4. In your opinion, what three things are there that campaigners who want better cycling and walking provision in Manchester should be campaigning for? What groups can people get involved in that you think will use their talents and energy well?
NH: As well as demanding safe cycling provision on Great Ancoats Street, our petition has four additional asks. One is for MCC to honour its commitment to Made to Move, the others are:
• To commit at least 10% of its permanent transport budget to active travel (if walking and cycling are to be truly prioritised as forms of transport, they need to be funded in same way as other modes);
• To commit to Bee-Network-standard provision for walking and cycling in all infrastructure investments, no matter what the funding stream (there are currently no binding standards requiring walking and cycling to be of any given quality, or even exist at all as we’re seeing here, and that needs to urgently change);
• To account for the true cost of motor use to society, and the true benefit of active travel, when taking transport investment decisions (that is to say, to account for the huge cost of motoring in terms of adverse impacts on the environment, on health etc. as well as looking at economic factors, which significantly tips the scales in favour of prioritising walking and cycling).
In terms of groups to get involved in, WalkRide Greater Manchester campaigns on the specific agenda of inculcating Bee Network-style thinking across all decisions related not only to transport, but neighbourhoods, schools, places we live.

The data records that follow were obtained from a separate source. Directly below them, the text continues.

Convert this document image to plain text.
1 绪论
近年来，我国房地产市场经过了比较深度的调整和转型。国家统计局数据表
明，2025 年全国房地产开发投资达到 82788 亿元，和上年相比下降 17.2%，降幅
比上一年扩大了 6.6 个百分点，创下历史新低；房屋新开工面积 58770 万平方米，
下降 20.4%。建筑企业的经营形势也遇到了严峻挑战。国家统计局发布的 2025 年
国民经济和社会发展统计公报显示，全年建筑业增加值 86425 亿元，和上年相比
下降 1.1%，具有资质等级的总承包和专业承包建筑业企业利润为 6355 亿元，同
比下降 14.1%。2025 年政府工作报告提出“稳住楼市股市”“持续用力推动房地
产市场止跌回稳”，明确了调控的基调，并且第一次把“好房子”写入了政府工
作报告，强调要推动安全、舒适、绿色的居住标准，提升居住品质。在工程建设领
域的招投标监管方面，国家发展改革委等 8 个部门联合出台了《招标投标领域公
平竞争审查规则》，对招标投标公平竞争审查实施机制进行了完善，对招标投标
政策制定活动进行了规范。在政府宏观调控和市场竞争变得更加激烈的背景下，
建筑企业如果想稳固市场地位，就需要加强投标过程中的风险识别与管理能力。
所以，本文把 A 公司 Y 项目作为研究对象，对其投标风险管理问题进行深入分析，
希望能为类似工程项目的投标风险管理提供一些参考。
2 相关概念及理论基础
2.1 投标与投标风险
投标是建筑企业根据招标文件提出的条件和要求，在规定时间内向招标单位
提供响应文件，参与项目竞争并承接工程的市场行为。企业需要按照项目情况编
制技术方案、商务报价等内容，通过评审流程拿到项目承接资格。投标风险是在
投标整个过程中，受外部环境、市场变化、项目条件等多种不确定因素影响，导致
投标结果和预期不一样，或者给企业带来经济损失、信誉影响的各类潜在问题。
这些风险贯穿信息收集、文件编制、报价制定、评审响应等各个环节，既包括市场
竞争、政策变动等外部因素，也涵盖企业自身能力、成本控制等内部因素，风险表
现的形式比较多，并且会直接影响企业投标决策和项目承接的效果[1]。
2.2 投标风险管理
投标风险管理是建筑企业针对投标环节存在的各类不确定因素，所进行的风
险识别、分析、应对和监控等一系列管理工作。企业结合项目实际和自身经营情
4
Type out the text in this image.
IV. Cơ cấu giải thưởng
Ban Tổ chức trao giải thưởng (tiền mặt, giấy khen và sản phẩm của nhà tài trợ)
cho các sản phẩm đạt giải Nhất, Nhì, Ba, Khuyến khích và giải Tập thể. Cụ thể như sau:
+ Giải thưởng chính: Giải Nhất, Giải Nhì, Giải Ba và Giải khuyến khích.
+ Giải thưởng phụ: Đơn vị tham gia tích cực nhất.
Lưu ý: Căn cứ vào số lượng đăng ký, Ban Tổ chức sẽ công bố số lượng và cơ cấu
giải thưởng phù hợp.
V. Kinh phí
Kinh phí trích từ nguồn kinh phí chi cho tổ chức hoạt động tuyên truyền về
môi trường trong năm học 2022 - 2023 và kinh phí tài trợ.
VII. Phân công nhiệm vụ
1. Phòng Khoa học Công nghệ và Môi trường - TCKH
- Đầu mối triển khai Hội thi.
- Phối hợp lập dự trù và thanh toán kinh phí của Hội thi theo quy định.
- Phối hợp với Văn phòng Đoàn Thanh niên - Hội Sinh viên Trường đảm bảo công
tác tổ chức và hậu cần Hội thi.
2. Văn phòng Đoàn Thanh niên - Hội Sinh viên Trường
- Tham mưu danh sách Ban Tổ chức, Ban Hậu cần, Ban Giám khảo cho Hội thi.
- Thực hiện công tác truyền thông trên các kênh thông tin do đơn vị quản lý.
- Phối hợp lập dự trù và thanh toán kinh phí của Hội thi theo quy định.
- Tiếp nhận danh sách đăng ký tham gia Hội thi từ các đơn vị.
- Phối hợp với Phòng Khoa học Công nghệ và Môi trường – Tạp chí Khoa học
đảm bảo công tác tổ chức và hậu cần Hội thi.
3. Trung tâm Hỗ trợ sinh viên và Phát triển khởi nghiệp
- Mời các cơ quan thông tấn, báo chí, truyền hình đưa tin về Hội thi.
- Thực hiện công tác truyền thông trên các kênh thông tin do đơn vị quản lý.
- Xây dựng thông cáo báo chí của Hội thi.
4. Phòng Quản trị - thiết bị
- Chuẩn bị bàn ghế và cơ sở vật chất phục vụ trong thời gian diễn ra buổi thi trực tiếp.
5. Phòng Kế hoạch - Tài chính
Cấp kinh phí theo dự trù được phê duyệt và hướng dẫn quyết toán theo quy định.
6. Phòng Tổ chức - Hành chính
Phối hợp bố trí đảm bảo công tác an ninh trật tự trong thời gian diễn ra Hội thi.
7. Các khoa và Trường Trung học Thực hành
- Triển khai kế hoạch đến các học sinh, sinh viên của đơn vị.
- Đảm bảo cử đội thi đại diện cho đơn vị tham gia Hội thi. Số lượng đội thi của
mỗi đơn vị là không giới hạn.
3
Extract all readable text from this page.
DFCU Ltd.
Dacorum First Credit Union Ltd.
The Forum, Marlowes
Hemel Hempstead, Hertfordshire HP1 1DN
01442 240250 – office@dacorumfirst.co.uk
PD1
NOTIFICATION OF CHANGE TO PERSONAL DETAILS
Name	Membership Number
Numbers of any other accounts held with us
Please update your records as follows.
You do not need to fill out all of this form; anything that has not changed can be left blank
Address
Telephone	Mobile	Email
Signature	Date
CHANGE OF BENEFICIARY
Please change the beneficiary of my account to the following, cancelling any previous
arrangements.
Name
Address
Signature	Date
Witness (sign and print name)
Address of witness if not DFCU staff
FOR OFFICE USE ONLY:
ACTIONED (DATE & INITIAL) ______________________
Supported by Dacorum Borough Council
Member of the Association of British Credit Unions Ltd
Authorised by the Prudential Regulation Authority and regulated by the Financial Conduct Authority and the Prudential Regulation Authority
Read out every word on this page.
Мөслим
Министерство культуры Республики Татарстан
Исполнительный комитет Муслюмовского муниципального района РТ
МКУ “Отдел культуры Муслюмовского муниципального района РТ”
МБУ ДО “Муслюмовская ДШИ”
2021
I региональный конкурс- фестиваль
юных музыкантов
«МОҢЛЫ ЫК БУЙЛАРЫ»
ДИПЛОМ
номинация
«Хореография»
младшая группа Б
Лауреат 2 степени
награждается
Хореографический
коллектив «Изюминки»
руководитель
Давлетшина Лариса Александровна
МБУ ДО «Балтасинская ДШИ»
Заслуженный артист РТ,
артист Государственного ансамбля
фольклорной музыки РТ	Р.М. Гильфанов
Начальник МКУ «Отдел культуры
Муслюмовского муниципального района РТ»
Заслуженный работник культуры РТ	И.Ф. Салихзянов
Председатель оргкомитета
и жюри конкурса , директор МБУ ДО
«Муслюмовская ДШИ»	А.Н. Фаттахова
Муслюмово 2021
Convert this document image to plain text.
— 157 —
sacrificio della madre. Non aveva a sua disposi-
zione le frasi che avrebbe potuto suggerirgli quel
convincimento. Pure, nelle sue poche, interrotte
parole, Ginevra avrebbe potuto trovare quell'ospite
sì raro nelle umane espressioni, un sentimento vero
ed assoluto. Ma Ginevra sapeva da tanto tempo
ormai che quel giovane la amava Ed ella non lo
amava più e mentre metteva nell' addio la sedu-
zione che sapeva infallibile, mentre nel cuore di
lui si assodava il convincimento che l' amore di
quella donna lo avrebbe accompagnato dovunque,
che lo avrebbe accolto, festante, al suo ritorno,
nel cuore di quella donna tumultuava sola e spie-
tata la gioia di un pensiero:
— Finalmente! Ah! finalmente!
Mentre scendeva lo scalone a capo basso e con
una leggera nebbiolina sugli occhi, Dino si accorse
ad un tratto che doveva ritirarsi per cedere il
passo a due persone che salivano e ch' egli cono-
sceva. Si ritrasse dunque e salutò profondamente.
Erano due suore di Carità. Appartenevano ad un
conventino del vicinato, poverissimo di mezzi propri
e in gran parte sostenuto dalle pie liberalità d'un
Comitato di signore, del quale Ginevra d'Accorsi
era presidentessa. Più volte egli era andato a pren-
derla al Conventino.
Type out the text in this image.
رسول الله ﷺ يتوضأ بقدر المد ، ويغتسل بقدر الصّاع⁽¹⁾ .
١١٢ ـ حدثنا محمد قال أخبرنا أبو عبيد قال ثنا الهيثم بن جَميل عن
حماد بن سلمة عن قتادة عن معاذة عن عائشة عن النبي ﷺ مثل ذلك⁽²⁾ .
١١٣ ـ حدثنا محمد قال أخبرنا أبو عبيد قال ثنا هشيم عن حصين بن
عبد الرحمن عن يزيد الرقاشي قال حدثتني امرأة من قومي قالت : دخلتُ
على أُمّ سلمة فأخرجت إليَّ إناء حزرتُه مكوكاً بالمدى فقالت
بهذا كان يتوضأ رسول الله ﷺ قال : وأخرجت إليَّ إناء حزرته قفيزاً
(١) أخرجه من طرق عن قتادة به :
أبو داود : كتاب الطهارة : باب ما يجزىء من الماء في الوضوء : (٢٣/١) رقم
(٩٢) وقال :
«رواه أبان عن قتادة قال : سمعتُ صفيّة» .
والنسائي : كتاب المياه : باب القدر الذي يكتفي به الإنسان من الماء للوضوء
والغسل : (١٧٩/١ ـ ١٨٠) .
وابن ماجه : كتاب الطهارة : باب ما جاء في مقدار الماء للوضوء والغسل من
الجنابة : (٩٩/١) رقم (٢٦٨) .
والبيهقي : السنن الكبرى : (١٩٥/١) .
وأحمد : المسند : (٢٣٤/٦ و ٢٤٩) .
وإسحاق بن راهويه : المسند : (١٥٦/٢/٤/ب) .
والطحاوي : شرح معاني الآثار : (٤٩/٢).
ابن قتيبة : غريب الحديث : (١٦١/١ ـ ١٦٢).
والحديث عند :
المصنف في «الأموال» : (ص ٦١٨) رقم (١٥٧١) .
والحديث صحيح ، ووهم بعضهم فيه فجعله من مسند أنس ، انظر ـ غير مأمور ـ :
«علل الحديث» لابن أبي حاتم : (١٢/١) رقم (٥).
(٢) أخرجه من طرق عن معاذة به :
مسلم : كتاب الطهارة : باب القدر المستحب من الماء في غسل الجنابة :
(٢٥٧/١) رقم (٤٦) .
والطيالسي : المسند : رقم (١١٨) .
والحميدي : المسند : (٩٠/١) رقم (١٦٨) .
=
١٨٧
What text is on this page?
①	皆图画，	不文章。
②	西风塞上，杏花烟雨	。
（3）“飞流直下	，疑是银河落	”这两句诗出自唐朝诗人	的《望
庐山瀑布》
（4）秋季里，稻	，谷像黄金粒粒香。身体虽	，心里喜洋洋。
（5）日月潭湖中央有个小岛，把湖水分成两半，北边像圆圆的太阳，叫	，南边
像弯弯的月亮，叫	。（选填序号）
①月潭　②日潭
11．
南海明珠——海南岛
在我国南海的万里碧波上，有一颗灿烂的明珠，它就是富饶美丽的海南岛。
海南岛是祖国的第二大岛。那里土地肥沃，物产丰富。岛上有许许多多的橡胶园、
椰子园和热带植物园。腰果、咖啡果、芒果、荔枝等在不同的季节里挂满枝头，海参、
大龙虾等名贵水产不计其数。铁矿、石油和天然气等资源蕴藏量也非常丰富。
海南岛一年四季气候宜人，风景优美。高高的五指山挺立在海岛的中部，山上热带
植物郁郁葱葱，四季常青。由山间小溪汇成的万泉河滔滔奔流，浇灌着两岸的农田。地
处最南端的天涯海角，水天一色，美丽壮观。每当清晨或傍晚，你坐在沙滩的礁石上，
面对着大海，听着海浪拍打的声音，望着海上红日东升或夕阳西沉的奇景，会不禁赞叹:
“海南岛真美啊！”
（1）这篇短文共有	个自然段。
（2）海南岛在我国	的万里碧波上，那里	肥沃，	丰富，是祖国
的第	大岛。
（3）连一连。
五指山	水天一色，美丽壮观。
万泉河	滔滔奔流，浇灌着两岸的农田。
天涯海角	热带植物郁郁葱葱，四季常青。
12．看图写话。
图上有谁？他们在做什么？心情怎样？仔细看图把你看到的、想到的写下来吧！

Other groups have overlapping agendas, such as the Ramblers, Living Streets, and more broadly movements such as the student climate strikes and Extinction Rebellion look at the bigger picture of the urgent need to decarbonise our lifestyles. There is plenty going on and hopefully an angle that everyone can find appealing.
5. Oh, by the way, who are you?
NH: My name is Nick Hubble. I’m a bike-rider, walking/cycling activist and blogger. My writings around various aspects of cycling can be found at nickhubble.bike and I’m on Twitter as @pootlers.
6. Anything else you’d like to say?
NH: Just to round up: the campaign around Great Ancoats Street has a more symbolic aspect alongside its specific focus. This is a discussion around what our cities our for, the philosophy of the places we inhabit. Is Manchester a thoroughfare to drive through and perhaps store your car in while you’re otherwise occupied, or should it be a space that its people can savour and enjoy and feel comfortable and welcome in? Places around Europe and beyond are increasingly subscribing to the latter view, reshaping their urban spaces around people and not vehicles, and if Manchester doesn’t quickly get with the picture, we’ll be left behind.